Barbara Bradley Hagerty, who spent more than a decade covering religion for NPR, was a favorite of your GetReligionistas. According to Facebook, she's now working on a book on how to do midlife well.

Gjelten's first piece as religion correspondent concerns the case of three young Muslims who were gunned down in Chapel Hill, N.C., last week. (See previous GetReligion posts related to that case here and here.)

Gjelten's NPR report explores "extreme anti-theism" as a possible motive in the slayings:

On his Facebook page, Craig Hicks, the alleged gunman, criticized all religions. His wife said he had nothing against Muslims in particular, but Hicks described himself as a gun-toting atheist.
Religion scholar Reza Aslan says ordinary atheists just don't believe in God. Hicks, Aslan says, was an anti-theist.
"An anti-theist is a relatively new identity, and it's more than just sort of a refusal to believe in gods or spirituality; it's a sometimes virulent opposition to the very concept of belief," Aslan says. ...
Reza Aslan says the anti-theists are few in number. But just as mainstream Muslims must confront the extremists in their communities, Aslan says, it's time for mainstream atheists to do the same.
"To recognize that there is a small fringe element that has a belief system predicated on the inherent nature of religion as insidious, as needing to be removed from society," he says.

But the report also provides a different Muslim perspective:

Writer Asra Nomani, herself a Muslim woman, says the North Carolina case doesn't yet answer the question of whether anti-religion extremists can be motivated to kill, just as religious extremists sometimes are. She thinks concern about anti-theism — or Islamophobia generally — is going too far when Muslim leaders start feeding a culture of fear.
"A safety campaign has been started to escort Muslim women in headscarves around college campuses, making it seem as if their lives are in danger, that Muslims are just sitting ducks [and] that we have targets on our backs," Nomani says.
When Muslim Americans see themselves as victims, Nomani argues, they're less likely to take charge of their own lives and communities.

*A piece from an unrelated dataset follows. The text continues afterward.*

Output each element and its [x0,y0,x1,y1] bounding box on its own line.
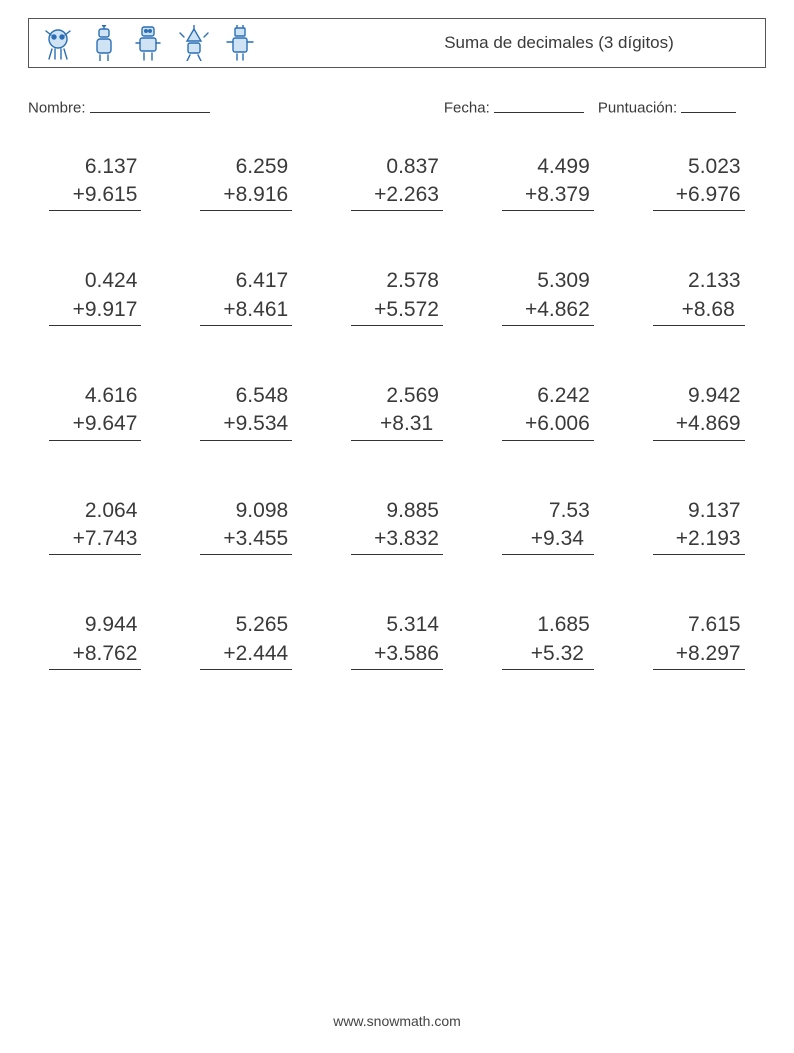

Kudos to Gjelten and NPR for a generally balanced, nuanced report.

But after welcoming Gjelten to the beat, we'll welcome him to GetReligion with a constructive criticism (hey, that's what we do): The piece appears to be missing an important voice.

That would be the voice of a mainstream atheist.

If Aslan is going to be quoted saying it's time for mainstream atheists to confront the extremists in their communities, then fair journalism demands that someone from that group receive an opportunity to respond.